Why do you do your job?
A passion for story-telling really. I love running a comms team; it’s hard work, but it’s worth it, particularly as reputation and stakeholder management have never been more important. It’s making the complex understandable, relatable and relevant – so people are interesting in knowing what your organisation or cause is about. Importantly, its also how you do that visually and digitally, as well as through more traditional channels.
What job did you want or think you would be doing when you were younger?
I’ve always loved to write – and I read everything and anything I could get my hands on when I was young, a bit like Matilda without the magic powers… So a journalist or a novelist perhaps, but I can’t say I really knew what that was at the time. As I got a bit older, I increasingly wanted to be in or around politics. I did work experience with my MP before interning at a think tank, as I wanted to be part of that world. That’s what took me into public affairs and communications.
Who in the sector do you admire the most?
I admire what Digital Mums does, upskilling women who’ve had a break, and helping them use their newly-gained social media talents in a flexible way. More generally, I admire people who do things differently and who aren’t constrained by what’s been done before. I love Selfish Mother and how she’s using Instagram to refresh a magazine format. I also value intellect: I’ve been lucky to work with a lot of smart people, and that’s a joy of the job.
What are the three most important attributes needed to do your job?

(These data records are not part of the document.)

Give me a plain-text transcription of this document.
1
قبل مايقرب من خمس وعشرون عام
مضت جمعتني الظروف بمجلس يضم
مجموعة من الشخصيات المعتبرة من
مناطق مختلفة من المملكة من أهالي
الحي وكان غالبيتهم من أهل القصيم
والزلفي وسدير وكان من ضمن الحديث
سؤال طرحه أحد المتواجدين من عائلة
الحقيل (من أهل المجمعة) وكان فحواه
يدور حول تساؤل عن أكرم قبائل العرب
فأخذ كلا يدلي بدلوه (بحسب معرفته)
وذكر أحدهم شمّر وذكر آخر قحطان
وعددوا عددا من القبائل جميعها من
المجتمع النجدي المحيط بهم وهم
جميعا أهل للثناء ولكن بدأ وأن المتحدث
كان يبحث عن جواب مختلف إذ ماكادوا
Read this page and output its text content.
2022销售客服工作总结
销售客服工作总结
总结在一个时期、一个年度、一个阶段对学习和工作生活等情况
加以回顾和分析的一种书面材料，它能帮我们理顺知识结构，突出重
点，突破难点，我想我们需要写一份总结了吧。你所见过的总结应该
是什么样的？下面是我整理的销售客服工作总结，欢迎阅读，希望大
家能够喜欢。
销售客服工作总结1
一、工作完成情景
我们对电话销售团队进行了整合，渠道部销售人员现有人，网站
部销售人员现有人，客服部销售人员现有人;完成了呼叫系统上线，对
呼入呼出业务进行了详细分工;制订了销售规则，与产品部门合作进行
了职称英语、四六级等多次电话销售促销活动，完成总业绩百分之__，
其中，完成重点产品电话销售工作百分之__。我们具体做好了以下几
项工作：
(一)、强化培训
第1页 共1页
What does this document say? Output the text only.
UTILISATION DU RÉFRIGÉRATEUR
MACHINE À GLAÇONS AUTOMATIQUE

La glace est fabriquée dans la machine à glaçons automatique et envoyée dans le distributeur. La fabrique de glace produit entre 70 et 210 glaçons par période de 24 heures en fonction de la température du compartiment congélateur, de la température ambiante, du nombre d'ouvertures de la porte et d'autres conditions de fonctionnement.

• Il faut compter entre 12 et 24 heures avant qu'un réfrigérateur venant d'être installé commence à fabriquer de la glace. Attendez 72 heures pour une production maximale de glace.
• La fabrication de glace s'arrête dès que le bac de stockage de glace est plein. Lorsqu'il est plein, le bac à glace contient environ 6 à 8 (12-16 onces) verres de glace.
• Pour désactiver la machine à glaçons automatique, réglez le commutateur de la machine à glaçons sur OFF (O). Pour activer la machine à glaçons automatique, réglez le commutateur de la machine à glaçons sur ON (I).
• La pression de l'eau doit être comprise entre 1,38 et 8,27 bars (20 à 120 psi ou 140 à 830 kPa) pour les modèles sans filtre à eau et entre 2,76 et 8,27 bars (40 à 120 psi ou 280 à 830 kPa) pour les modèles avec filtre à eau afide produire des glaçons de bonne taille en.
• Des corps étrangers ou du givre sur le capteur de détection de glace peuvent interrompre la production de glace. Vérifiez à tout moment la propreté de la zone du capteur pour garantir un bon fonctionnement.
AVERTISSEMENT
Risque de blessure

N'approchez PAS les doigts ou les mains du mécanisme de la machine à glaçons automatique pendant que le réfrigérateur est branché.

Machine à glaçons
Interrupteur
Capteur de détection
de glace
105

Energy, curiosity and attention to detail. You have to be able span working a 20 hour day when the job demands it, so it helps to have natural energy, drive and resilience. As well as knowing your organisation inside out, you need to be able to spot opportunities and spaces where your comms can have a big impact, which is where the curiosity comes in! Attention to detail is up there because precision matters in good communications; you need a reputation as a trustworthy source to secure genuine media and political impact.
What’s the most rewarding part of your job?
A great story that flies across channels is still one of my biggest highs. So much work goes into having all your ducks in a row, usually all invisible to the naked eye, but it’s worth it when it works and especially when it’s seamless across them all. Increasingly, it is also about spotting, nurturing and developing talent. I’m a mentor and a member of industry groups, and helping others make leaps forward and avoid pitfalls is rewarding – I wish I’d sought that out more when I was younger, especially when I returned to work after my first baby.
What advice would you give someone starting their career in a role similar to yours?
I’d encourage them to take all the opportunities that come their way – never count yourself out – and also to be active in the sector. It’s very easy to get caught up in what’s happening in your role, in your organisation. But it’s important to look around, see what others are doing, what you could learn from, who you could learn from. People need you to bring the outside in, it’s part of the job.
What is the best thing that you’ve been a part of during your career?
That’s a hard one – as there were great moments in consultancy, the civil service and in not-for-profit – all different! But I loved being part of the work Which? did on social care – pushing for action to help to tackle an emerging crisis. For maximum impact, we aligned a research-based Channel 4 exclusive with the health secretary’s party conference speech, setting out a clear set of actions needed for change and forcing a response. Being the spokesperson that day was a real high. A close second is being part of the team that shifted the early debate on payday loans and the need for stronger regulation, something that’s since become a reality. I’m at my happiest when communications and influencing drive a change for the better.
What do you think is the biggest challenge faced by organisations like yours in the present day?
The hardest thing today is securing attention for the issues that matter to your organisation or cause when the political and news agendas are a) Brexit-heavy and b) far less predictable than they were. Cutting through requires a different approach: a real focus on your organisation’s true priorities and proper insight into your audience.
If you weren’t doing the job that you are doing currently, what do you think you would be doing instead?
If I wasn’t a comms or corporate affairs director (and if I’d actually done a masters instead of taking my first public affairs job), perhaps I’d be teaching philosophy to undergraduates somewhere. I’d still be trying to the make the complex relatable!